I do, however, see your point in that I may want to think of interfaces as vessels or mediums as opposed to actionable “things”.

My advice, for what it’s worth, is to put all logic (i.e. methods) into service provider classes that are managed by DI. Do not put direct data in them, at least not exposed publicly. The only way that actual data should be exposed is through Observables or Promises or functions. If you follow that rule you will avoid the temptation to have “gatekeeper” properties like dataReady that are tough bugs just waiting to happen.

Actual data containers should have no intelligence or functions. They should only have properties. Inheritance is vastly overrated, and should be avoided as much as possible in favor of composition.

Ok, this makes a lot of sense to me. It clarifies the purpose and expected behavior of providers, interfaces, and how they should interact.

There’s a tension because the “dumb data containers” approach requires extra structure to make things stupid on purpose. If you only have a couple pages in your app, it might be more trouble than it’s worth – you’re adding extra structure to make it harder to communicate. The benefit comes when you have several pages and/or several providers. Then it becomes important for everything to stay in its own lane.
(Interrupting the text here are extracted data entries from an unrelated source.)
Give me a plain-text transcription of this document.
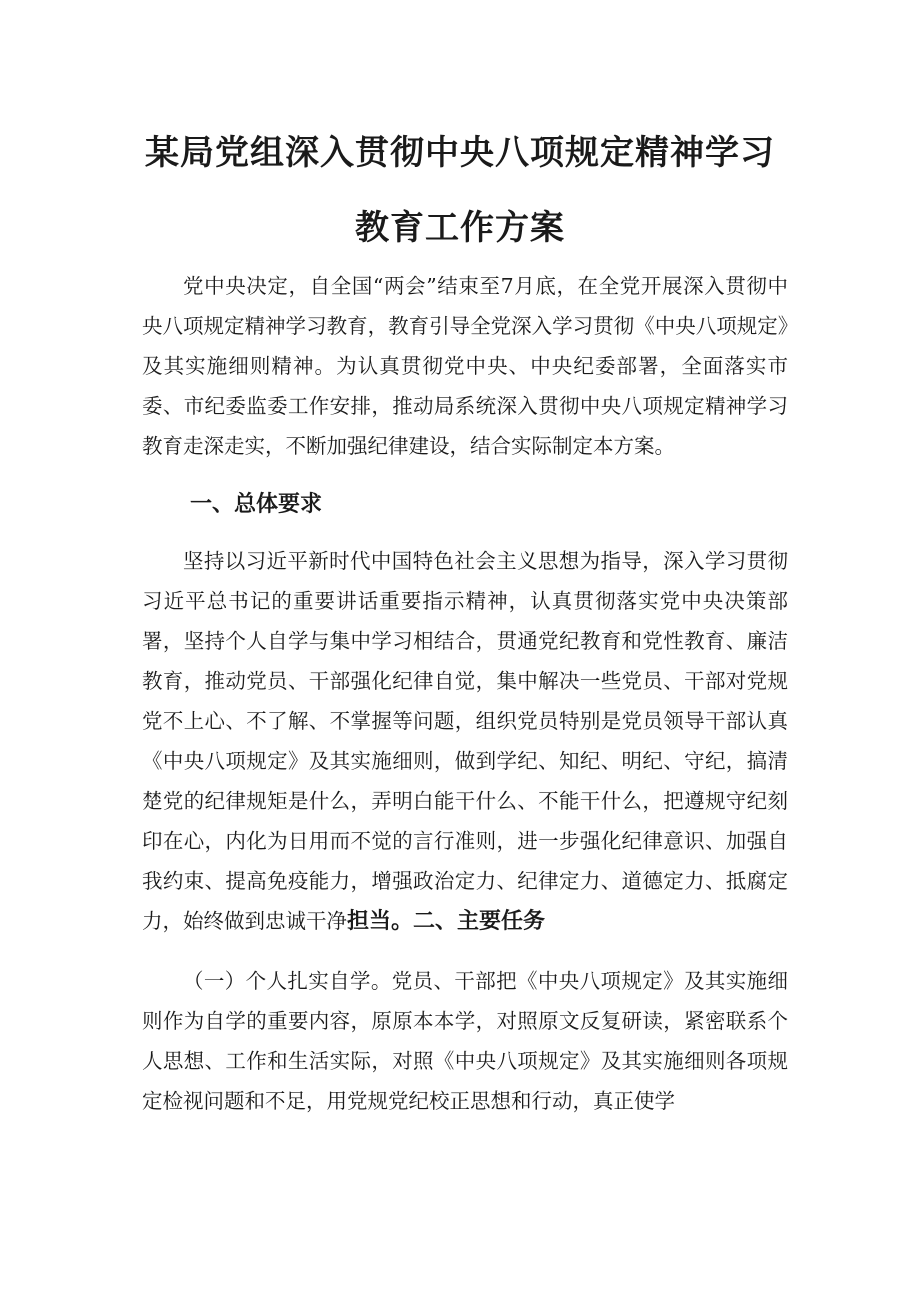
某局党组深入贯彻中央八项规定精神学习
教育工作方案

党中央决定，自全国“两会”结束至7月底，在全党开展深入贯彻中央八项规定精神学习教育，教育引导全党深入学习贯彻《中央八项规定》及其实施细则精神。为认真贯彻党中央、中央纪委部署，全面落实市委、市纪委监委工作安排，推动局系统深入贯彻中央八项规定精神学习教育走深走实，不断加强纪律建设，结合实际制定本方案。

一、总体要求

坚持以习近平新时代中国特色社会主义思想为指导，深入学习贯彻习近平总书记的重要讲话重要指示精神，认真贯彻落实党中央决策部署，坚持个人自学与集中学习相结合，贯通党纪教育和党性教育、廉洁教育，推动党员、干部强化纪律自觉，集中解决一些党员、干部对党规党不上心、不了解、不掌握等问题，组织党员特别是党员领导干部认真《中央八项规定》及其实施细则，做到学纪、知纪、明纪、守纪，搞清楚党的纪律规矩是什么，弄明白能干什么、不能干什么，把遵规守纪刻印在心，内化为日用而不觉的言行准则，进一步强化纪律意识、加强自我约束、提高免疫能力，增强政治定力、纪律定力、道德定力、抵腐定力，始终做到忠诚干净担当。二、主要任务

（一）个人扎实自学。党员、干部把《中央八项规定》及其实施细则作为自学的重要内容，原原本本学，对照原文反复研读，紧密联系个人思想、工作和生活实际，对照《中央八项规定》及其实施细则各项规定检视问题和不足，用党规党纪校正思想和行动，真正使学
It’s like the human body., The cells in the lungs know nothing about the big toe; they just send oxygen in a toey direction. And that’s basically what you want – each area of your code knows exactly what it is needs to, and nothing else.

Perhaps, but it also allows eliminating some. For example, when business objects are coming from an external source (like an HTTP backend), you need (generally) zero code to turn them into a usable state. With “smart data containers” you normally need either a bunch of boilerplate or gnarly reflection gimmickry just to get them constructed out of JSON.
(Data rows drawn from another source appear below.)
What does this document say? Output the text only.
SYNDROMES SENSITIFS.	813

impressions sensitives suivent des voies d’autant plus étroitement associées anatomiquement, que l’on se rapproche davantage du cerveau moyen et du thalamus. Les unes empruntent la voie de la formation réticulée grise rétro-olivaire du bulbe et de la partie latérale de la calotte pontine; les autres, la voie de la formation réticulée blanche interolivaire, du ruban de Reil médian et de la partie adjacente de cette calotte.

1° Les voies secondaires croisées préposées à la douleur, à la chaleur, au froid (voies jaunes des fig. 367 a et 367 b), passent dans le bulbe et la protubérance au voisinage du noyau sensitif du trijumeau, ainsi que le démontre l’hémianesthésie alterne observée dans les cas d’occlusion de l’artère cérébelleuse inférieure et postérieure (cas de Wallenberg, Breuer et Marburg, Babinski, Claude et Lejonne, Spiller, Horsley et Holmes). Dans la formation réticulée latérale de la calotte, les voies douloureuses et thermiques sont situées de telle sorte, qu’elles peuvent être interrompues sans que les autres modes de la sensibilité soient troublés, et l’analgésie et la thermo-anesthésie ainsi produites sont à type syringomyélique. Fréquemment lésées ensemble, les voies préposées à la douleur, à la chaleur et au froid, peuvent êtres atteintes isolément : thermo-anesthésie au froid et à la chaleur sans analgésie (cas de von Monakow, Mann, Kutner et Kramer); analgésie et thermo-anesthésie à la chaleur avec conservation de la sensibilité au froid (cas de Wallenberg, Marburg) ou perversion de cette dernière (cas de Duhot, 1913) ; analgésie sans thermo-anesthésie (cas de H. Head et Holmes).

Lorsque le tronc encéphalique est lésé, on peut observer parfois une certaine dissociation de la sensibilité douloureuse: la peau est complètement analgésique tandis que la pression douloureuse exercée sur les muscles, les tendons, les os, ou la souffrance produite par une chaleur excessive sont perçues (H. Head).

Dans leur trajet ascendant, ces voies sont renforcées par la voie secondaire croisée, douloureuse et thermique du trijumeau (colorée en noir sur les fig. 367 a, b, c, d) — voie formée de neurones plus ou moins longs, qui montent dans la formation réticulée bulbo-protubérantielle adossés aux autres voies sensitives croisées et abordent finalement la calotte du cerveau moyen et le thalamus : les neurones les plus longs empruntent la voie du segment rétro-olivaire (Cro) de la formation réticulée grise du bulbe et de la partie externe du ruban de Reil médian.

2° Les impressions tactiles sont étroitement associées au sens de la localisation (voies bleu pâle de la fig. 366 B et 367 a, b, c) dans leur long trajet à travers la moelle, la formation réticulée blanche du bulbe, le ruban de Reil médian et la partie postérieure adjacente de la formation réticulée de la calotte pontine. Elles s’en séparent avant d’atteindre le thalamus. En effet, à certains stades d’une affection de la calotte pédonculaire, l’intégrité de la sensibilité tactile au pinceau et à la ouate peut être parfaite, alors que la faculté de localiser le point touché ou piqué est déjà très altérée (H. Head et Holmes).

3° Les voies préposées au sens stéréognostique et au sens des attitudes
This was something that bothered me constantly when I was using moment.js to handle dates. I would constantly forget to reanimate the moment objects as needed, and I couldn’t cleanly type date fields in business objects because the app was supposed to consider them moments, but inside the service provider we had to know that they were really ISO8601 strings when coming in. date-fns eliminates all this tediousness, and I consider the problem symptomatic of trying to put any sort of intelligence into the POD itself. Even if I didn’t really want to, the library was forcing me to.
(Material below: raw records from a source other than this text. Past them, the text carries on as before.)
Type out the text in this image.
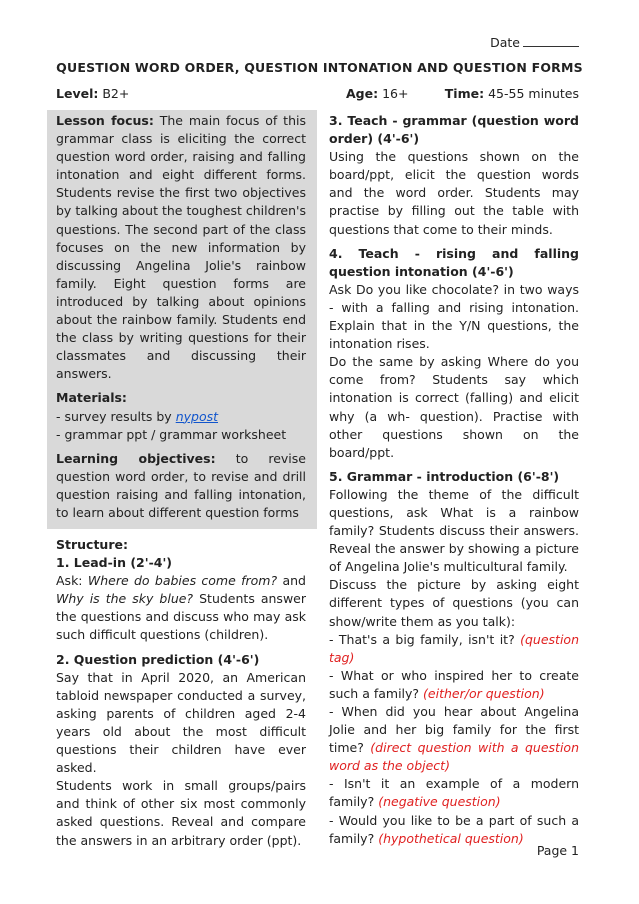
Date
QUESTION WORD ORDER, QUESTION INTONATION AND QUESTION FORMS
Level: B2+	Age: 16+	Time: 45-55 minutes

Lesson focus: The main focus of this grammar class is eliciting the correct question word order, raising and falling intonation and eight different forms. Students revise the first two objectives by talking about the toughest children's questions. The second part of the class focuses on the new information by discussing Angelina Jolie's rainbow family. Eight question forms are introduced by talking about opinions about the rainbow family. Students end the class by writing questions for their classmates and discussing their answers.

Materials:

- survey results by nypost

- grammar ppt / grammar worksheet

Learning objectives: to revise question word order, to revise and drill question raising and falling intonation, to learn about different question forms

Structure:

1. Lead-in (2'-4')

Ask: Where do babies come from? and Why is the sky blue? Students answer the questions and discuss who may ask such difficult questions (children).

2. Question prediction (4'-6')

Say that in April 2020, an American tabloid newspaper conducted a survey, asking parents of children aged 2-4 years old about the most difficult questions their children have ever asked.

Students work in small groups/pairs and think of other six most commonly asked questions. Reveal and compare the answers in an arbitrary order (ppt).

3. Teach - grammar (question word order) (4'-6')

Using the questions shown on the board/ppt, elicit the question words and the word order. Students may practise by filling out the table with questions that come to their minds.

4. Teach - rising and falling question intonation (4'-6')

Ask Do you like chocolate? in two ways - with a falling and rising intonation. Explain that in the Y/N questions, the intonation rises.

Do the same by asking Where do you come from? Students say which intonation is correct (falling) and elicit why (a wh- question). Practise with other questions shown on the board/ppt.

5. Grammar - introduction (6'-8')

Following the theme of the difficult questions, ask What is a rainbow family? Students discuss their answers. Reveal the answer by showing a picture of Angelina Jolie's multicultural family.

Discuss the picture by asking eight different types of questions (you can show/write them as you talk):

- That's a big family, isn't it? (question tag)

- What or who inspired her to create such a family? (either/or question)

- When did you hear about Angelina Jolie and her big family for the first time? (direct question with a question word as the object)

- Isn't it an example of a modern family? (negative question)

- Would you like to be a part of such a family? (hypothetical question)

Page 1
I’m thinking, at least in this specific app, that the ‘dumb data’ approach might be best. I have multiple pages, am passing data to Modals, passing data with viewCtrl.onDidDismiss(data), etc., so I like the idea of simplifying whatever I can. Also, considering that the data i’ll be passing around will be shared among attorney / client, security and privacy are important factors.

On the other hand, I have an app that tracks altitude, notices when sharp drops in altitude occur, emits a beacon and phone’s geolocation, and (in theory), will alert 911 to the phone’s location. Essentially, an app that lets emergency services know if a car goes off a cliff and where the car is at. In this case, would you say that having “smart containers” is actually a benefit since the data being processed is intentionally public?

I think there’s almost never an upside to coding in a way that doesn’t scale. What if your emergency services app goes viral and you want to add a lot of new features to it? Unless a project is literally a homework problem, it’s probably worth building as though it will someday be bigger than it currently is.